Biological Specimen Collection for Laboratory Methods Development and Training Purposes
This study will collect biological samples-buccal cells, blood sample, skin sample-to be used in developing and testing laboratory methods for measuring and analyzing genes. Such methods can be used for research on identifying genetic factors that may affect a person's cancer risk.
All individuals age 21 and older may participate in this study. Participants will provide one or more of the following samples:
- Buccal (mouth) cells - obtained by swishing a small amount of mouthwash in the mouth or by swabbing or bushing the inside of the cheek with a swab or brush.
- Blood - obtained by pricking the finger and collecting the drops or by blood drawing through a needle placed in an arm vein.

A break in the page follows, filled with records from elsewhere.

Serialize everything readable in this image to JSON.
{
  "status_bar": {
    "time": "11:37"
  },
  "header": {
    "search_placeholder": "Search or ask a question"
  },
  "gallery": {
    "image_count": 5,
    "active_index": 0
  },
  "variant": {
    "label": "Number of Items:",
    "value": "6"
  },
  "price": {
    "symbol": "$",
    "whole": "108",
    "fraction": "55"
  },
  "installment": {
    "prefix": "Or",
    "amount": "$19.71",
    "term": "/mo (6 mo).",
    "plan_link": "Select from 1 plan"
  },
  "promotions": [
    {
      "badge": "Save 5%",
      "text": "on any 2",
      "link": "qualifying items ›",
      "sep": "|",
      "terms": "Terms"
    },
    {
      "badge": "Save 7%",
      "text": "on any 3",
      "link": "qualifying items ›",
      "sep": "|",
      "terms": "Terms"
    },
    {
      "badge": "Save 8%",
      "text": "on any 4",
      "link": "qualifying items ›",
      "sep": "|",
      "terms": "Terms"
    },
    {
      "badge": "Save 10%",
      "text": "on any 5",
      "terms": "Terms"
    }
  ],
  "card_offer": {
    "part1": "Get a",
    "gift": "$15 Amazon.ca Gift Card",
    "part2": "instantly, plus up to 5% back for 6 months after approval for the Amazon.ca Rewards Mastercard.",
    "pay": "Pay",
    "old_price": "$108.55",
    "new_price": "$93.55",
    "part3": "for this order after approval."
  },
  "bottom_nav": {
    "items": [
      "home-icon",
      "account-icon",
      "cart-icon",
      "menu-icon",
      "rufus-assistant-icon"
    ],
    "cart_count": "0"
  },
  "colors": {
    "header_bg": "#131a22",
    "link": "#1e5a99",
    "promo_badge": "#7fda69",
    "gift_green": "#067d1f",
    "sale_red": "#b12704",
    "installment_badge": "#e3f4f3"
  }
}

- Skin - obtained by a punch biopsy on the inner upper arm. For this procedure, the skin is anesthetized and a small piece of skin is removed with a sharp instrument similar to a cookie cutter. The wound is then covered and held together with a sterile bandage. A small scar, approximately 1/8-inch long, will be left.

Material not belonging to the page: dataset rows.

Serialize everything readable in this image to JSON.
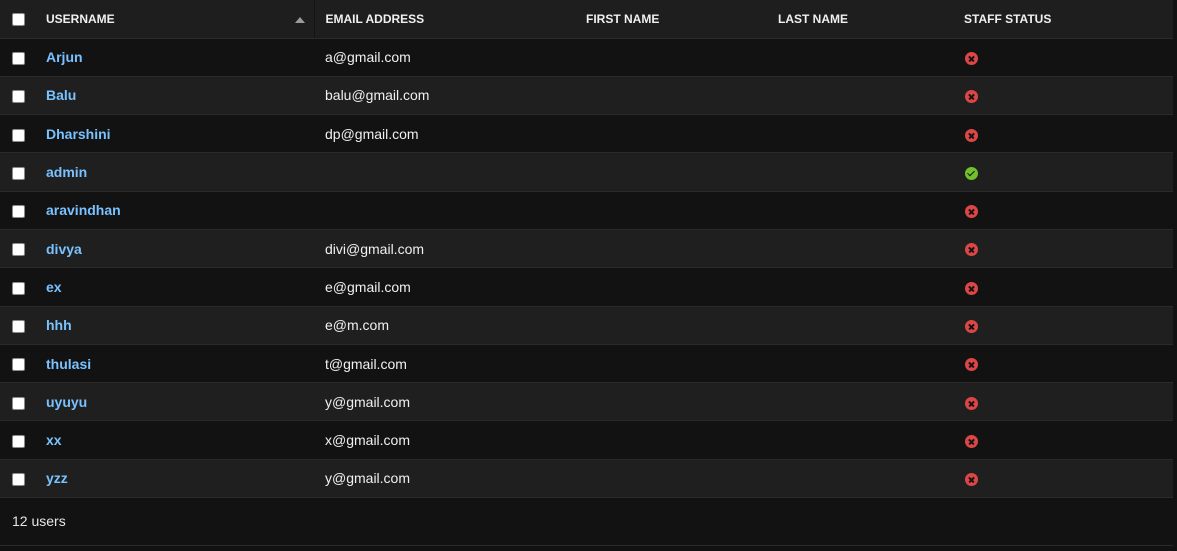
{
  "table": {
    "headers": {
      "username": "Username",
      "email": "Email address",
      "first_name": "First name",
      "last_name": "Last name",
      "staff_status": "Staff status"
    },
    "sort": {
      "column": "username",
      "direction": "ascending"
    },
    "rows": [
      {
        "username": "Arjun",
        "email": "a@gmail.com",
        "first_name": "",
        "last_name": "",
        "staff": false
      },
      {
        "username": "Balu",
        "email": "balu@gmail.com",
        "first_name": "",
        "last_name": "",
        "staff": false
      },
      {
        "username": "Dharshini",
        "email": "dp@gmail.com",
        "first_name": "",
        "last_name": "",
        "staff": false
      },
      {
        "username": "admin",
        "email": "",
        "first_name": "",
        "last_name": "",
        "staff": true
      },
      {
        "username": "aravindhan",
        "email": "",
        "first_name": "",
        "last_name": "",
        "staff": false
      },
      {
        "username": "divya",
        "email": "divi@gmail.com",
        "first_name": "",
        "last_name": "",
        "staff": false
      },
      {
        "username": "ex",
        "email": "e@gmail.com",
        "first_name": "",
        "last_name": "",
        "staff": false
      },
      {
        "username": "hhh",
        "email": "e@m.com",
        "first_name": "",
        "last_name": "",
        "staff": false
      },
      {
        "username": "thulasi",
        "email": "t@gmail.com",
        "first_name": "",
        "last_name": "",
        "staff": false
      },
      {
        "username": "uyuyu",
        "email": "y@gmail.com",
        "first_name": "",
        "last_name": "",
        "staff": false
      },
      {
        "username": "xx",
        "email": "x@gmail.com",
        "first_name": "",
        "last_name": "",
        "staff": false
      },
      {
        "username": "yzz",
        "email": "y@gmail.com",
        "first_name": "",
        "last_name": "",
        "staff": false
      }
    ]
  },
  "footer": {
    "count_text": "12 users"
  },
  "icons": {
    "staff_true": "check-circle-icon",
    "staff_false": "x-circle-icon",
    "sort": "sort-ascending-icon"
  },
  "colors": {
    "link": "#79c2ff",
    "staff_true": "#70bf2b",
    "staff_false": "#dd4646"
  }
}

Most participants will be asked to provide only a buccal sample; blood and/or skin samples will be requested from a few participants. The blood and skin samples may be used to grow cell lines; that is, to make them grow indefinitely for research uses.

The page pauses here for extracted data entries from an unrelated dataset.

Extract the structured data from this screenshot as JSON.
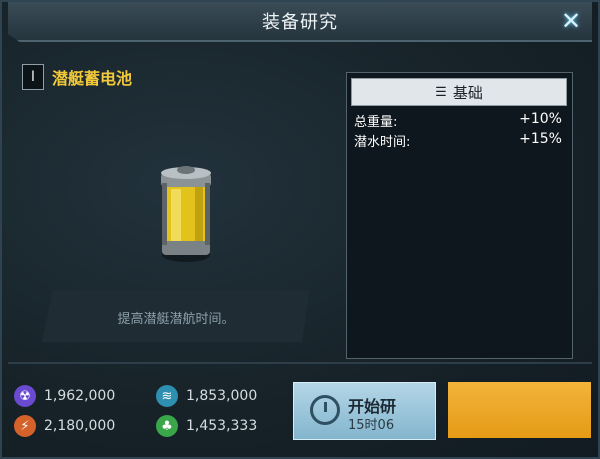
{
  "window": {
    "title": "装备研究",
    "close_icon": "close-icon"
  },
  "item": {
    "level": "I",
    "name": "潜艇蓄电池",
    "description": "提高潜艇潜航时间。",
    "image_icon": "battery-icon"
  },
  "stats": {
    "header": "基础",
    "rows": [
      {
        "label": "总重量:",
        "value": "+10%"
      },
      {
        "label": "潜水时间:",
        "value": "+15%"
      }
    ]
  },
  "resources": [
    {
      "icon": "radiation-icon",
      "amount": "1,962,000",
      "color": "#6a4ad0"
    },
    {
      "icon": "layers-icon",
      "amount": "1,853,000",
      "color": "#2f8fb0"
    },
    {
      "icon": "lightning-icon",
      "amount": "2,180,000",
      "color": "#d4622a"
    },
    {
      "icon": "plant-icon",
      "amount": "1,453,333",
      "color": "#3aa64a"
    }
  ],
  "actions": {
    "research_label": "开始研",
    "research_time": "15时06"
  },
  "colors": {
    "accent_gold": "#f3c93a",
    "button_blue": "#a8cfe2",
    "button_gold": "#eba62a"
  }
}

|Official Title:||Biological Specimen Collection for Laboratory Methods Development and for Training Purposes|
|Study Start Date:||October 2001|
|Estimated Study Completion Date:||September 2005|
We propose two related activities that involve the collection of biological samples. The first involves the collection of mouthwash samples from 200 volunteers, to assess the feasibility of pooling samples for quantitative genotype determinations. For a small number of volunteers, we will also collect a peripheral blood sample and a skin punch biopsy for establishment of lymphoblastoid and fibroblast cell lines. The blood and skin samples will be used to compare the amount and subcellular localization of DNA repair proteins between lymphocytes (cells most commonly collected in epidemiologic studies) and fibroblasts (the cell types commonly used in assay development). In addition, we will conduct hands-on education and training sessions in molecular genetics for members of DCEG and others. The hands-on education sessions will be aimed at non-laboratory scientists and involve 6-9 hours of demonstration and participation in basic molecular genetics techniques. Participants will have the option of collecting their own mouthwash sample, extracting the DNA, and performing a genotyping assay on their sample in the Laboratory of Population Genetics in Building 41. After the education session, the biological samples will be reassigned arbitrary numbers not linked to personally identifying information and will be used for laboratory methods development only.